This is a mini-project that I always wanted to spend a bit of time to do. On one of Vsauce's amazing videos, I came across a concept called Zipf's Law which is a natural language phenomenon seen in many languages.
It goes a little bit like this. Zipf's Law claims that in a sufficiently long string of meaningful words (not random sequence of words), distribution of a particular word is ivnersely related to its ranking.
For instance, if we consider "The", English's most common word, to have a distribution of 1, then the second most frequent word, "Be", will have a distribution of 1/2 or 0.5. There seems to be no definitive explanation for why this is the case, but Zipf's Law has applications outside of our languages. Empirical studies have found that Zipf's Law can accurately predict the distribution of population among the largest cities in America.
I made this project to simply test this phenomenon using texts of different length from different time periods and I was thoroughly blown away by how apparent Zipf's Law is in some of my trials.
Take this analysis of "The Adventures of Sherlock Holmes" by Arthur Conan Doyle. "The" happened to be the most frequent word which is expected. We will consider the height of "The" to be 1. Then words "and", "I", "of", "to", and "a" competed for the second spot. Notice here that although there are some variations, height of those 5 words are almost half of that of "The." Then follows the third spots, "in", "that", "it", and "you" which are all about 1/3rd of "The."
SO COOL!!!
Anyways, if you're interested in investigating this yourself, you're welcome to use the code from this repo although since it's such a short project, it might be a good practice if you just code it yourself.
Not much. You'll just need to have matplotlib and numpy installed.
Download your favorite text, and then run the following command!
>>> frequencies = extract_frequencies("./text_files/sherlock-holmes.txt")
>>> dump(frequencies, "frequencies.csv")
>>> build_histogram("frequencies.csv", "frequencies", 10)

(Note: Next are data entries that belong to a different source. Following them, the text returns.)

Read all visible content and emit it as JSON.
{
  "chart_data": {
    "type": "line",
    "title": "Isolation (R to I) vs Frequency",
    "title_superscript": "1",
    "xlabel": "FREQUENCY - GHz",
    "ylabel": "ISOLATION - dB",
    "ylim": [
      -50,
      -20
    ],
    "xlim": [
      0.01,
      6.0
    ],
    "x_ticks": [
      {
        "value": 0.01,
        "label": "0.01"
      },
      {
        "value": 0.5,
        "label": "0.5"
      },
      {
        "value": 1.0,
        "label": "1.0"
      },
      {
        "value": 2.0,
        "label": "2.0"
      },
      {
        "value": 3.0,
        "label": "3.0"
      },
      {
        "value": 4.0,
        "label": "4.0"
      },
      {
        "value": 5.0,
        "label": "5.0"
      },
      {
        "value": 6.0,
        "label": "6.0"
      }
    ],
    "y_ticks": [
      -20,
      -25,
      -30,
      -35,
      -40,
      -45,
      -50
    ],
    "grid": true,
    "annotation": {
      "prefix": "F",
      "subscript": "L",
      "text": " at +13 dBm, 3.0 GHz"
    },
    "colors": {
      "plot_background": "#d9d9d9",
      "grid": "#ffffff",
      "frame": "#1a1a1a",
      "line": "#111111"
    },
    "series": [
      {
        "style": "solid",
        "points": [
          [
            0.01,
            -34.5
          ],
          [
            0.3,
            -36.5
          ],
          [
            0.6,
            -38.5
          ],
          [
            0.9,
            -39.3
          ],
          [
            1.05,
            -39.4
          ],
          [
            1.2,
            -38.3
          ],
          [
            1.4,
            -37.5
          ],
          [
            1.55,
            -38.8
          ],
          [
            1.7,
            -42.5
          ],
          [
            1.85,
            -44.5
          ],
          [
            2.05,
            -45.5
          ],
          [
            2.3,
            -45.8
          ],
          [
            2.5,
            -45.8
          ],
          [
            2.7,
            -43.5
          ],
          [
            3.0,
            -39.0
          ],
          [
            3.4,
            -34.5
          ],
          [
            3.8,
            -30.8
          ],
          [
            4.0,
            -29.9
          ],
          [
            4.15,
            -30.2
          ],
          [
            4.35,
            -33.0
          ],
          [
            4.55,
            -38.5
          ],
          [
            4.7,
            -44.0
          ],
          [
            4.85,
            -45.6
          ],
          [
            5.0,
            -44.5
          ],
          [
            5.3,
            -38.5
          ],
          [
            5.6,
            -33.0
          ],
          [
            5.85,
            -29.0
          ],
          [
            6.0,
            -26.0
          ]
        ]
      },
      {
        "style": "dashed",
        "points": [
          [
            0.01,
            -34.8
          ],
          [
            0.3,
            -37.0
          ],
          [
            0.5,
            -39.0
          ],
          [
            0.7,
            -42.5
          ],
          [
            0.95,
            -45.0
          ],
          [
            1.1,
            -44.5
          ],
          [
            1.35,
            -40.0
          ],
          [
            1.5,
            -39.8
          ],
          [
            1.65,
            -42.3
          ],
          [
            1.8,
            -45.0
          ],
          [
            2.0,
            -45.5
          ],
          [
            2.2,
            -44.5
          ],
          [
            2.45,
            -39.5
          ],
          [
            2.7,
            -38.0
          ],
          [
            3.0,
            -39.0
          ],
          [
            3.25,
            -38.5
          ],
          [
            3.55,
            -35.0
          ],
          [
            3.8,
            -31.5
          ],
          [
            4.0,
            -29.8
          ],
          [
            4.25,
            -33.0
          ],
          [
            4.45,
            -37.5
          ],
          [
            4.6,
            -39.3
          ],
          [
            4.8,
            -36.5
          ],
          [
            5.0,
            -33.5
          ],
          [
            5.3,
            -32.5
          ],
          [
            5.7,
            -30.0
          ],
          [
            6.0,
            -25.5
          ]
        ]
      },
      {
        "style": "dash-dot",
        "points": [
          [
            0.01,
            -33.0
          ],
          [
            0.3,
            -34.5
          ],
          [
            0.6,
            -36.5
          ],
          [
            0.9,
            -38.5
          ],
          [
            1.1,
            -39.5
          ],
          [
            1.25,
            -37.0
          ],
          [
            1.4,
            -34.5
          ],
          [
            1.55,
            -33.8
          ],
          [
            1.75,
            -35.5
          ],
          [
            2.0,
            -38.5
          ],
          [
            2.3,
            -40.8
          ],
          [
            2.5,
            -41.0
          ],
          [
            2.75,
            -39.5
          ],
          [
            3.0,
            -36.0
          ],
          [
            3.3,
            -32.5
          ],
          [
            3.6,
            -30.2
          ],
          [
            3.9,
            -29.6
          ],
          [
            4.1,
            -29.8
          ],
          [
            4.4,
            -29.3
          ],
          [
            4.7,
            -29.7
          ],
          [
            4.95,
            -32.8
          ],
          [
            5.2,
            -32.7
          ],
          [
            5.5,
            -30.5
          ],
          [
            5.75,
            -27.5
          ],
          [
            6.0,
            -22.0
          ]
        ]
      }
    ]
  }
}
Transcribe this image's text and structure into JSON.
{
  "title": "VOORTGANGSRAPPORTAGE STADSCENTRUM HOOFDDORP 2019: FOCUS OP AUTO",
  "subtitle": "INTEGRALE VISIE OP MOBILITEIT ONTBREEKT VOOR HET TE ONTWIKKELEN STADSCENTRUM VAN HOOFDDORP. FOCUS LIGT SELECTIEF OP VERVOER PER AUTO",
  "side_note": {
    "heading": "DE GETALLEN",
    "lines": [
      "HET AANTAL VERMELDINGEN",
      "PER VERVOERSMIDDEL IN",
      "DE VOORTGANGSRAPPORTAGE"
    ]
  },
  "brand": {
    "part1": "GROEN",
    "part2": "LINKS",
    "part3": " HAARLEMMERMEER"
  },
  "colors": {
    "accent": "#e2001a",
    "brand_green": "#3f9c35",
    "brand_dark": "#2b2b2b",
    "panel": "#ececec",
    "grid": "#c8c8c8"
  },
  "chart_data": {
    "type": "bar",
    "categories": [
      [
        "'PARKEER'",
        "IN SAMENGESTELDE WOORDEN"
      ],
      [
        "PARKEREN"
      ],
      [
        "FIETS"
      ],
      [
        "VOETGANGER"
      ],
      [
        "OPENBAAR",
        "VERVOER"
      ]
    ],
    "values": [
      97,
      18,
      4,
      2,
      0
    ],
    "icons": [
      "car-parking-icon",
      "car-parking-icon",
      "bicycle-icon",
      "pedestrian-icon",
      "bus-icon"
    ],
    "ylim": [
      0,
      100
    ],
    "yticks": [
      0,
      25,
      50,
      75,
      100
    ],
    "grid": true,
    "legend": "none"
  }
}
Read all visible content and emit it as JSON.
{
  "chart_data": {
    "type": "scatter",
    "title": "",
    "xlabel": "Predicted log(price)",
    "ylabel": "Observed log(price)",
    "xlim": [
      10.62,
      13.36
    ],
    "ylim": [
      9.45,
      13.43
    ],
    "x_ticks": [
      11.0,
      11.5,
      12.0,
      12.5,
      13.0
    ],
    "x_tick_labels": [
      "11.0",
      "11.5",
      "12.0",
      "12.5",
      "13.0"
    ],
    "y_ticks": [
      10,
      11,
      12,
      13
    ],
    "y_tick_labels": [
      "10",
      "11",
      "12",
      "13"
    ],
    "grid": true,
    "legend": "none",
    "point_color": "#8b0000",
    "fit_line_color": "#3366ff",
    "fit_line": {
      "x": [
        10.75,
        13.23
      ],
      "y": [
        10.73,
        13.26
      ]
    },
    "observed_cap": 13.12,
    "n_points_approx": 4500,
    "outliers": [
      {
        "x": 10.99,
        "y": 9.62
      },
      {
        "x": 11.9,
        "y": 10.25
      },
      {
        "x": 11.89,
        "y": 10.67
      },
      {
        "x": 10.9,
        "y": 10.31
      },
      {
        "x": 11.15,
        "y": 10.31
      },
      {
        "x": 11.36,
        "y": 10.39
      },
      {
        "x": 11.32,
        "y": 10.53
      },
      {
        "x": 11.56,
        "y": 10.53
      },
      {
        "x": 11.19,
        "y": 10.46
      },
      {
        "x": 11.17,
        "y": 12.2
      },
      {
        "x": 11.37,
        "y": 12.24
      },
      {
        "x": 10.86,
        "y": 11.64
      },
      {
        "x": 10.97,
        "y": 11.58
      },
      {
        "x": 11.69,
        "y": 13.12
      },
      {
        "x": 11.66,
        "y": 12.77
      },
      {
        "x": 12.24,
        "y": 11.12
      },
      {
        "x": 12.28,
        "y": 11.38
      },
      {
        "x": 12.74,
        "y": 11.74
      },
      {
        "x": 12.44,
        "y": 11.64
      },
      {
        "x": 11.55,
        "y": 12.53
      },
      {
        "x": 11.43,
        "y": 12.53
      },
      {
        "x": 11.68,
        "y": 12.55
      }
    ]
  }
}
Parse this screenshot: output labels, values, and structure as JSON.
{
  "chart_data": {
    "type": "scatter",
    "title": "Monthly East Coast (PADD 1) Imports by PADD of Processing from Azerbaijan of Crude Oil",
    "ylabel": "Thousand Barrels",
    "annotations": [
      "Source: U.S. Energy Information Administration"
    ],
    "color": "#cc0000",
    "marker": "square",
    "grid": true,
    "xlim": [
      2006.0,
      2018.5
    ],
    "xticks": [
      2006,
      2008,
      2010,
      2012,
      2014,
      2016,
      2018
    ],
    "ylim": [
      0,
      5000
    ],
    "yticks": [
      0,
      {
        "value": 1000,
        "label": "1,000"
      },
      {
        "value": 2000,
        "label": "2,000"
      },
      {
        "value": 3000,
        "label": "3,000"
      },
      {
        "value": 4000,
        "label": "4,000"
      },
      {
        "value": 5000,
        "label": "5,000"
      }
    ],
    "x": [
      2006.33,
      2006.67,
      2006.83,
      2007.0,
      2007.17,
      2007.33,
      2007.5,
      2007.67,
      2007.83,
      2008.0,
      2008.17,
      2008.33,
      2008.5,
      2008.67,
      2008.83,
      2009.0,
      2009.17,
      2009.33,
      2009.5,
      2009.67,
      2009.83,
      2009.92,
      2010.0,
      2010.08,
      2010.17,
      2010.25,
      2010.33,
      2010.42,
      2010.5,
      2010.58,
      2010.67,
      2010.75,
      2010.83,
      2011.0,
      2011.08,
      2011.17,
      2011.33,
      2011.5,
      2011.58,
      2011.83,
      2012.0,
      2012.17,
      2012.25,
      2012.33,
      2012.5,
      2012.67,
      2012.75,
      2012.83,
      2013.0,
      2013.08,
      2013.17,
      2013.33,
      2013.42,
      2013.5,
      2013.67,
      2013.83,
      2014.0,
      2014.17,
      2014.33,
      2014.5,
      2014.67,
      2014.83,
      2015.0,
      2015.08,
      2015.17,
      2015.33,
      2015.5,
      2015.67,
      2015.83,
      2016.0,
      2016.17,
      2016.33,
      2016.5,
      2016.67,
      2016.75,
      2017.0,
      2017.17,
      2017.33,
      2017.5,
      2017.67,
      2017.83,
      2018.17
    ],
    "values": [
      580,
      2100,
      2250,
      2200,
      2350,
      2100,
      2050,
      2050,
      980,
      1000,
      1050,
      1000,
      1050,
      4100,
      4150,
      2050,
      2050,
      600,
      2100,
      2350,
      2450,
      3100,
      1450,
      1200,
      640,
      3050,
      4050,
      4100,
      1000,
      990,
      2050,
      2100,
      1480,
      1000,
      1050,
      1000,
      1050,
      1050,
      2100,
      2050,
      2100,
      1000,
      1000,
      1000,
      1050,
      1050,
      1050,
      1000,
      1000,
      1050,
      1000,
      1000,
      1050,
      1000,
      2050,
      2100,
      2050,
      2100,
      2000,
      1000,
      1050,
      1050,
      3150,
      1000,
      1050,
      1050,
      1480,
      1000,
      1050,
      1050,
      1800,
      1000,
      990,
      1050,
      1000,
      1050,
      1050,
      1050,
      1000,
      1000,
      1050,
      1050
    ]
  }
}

extract_frequencies() returns a dictionary that contains word, frequency pairs dump() creates a csv file from the dictionary build_histogram() builds a histogram from the csv file. If you specify the outputfilename (2nd argument) then the function will automatically saves the histogram in png format. Number of histogram entry is set to 10, so it will only show the top ten most frequent word. I don't recommend playing around with that number because the words will start to overlap on the graph.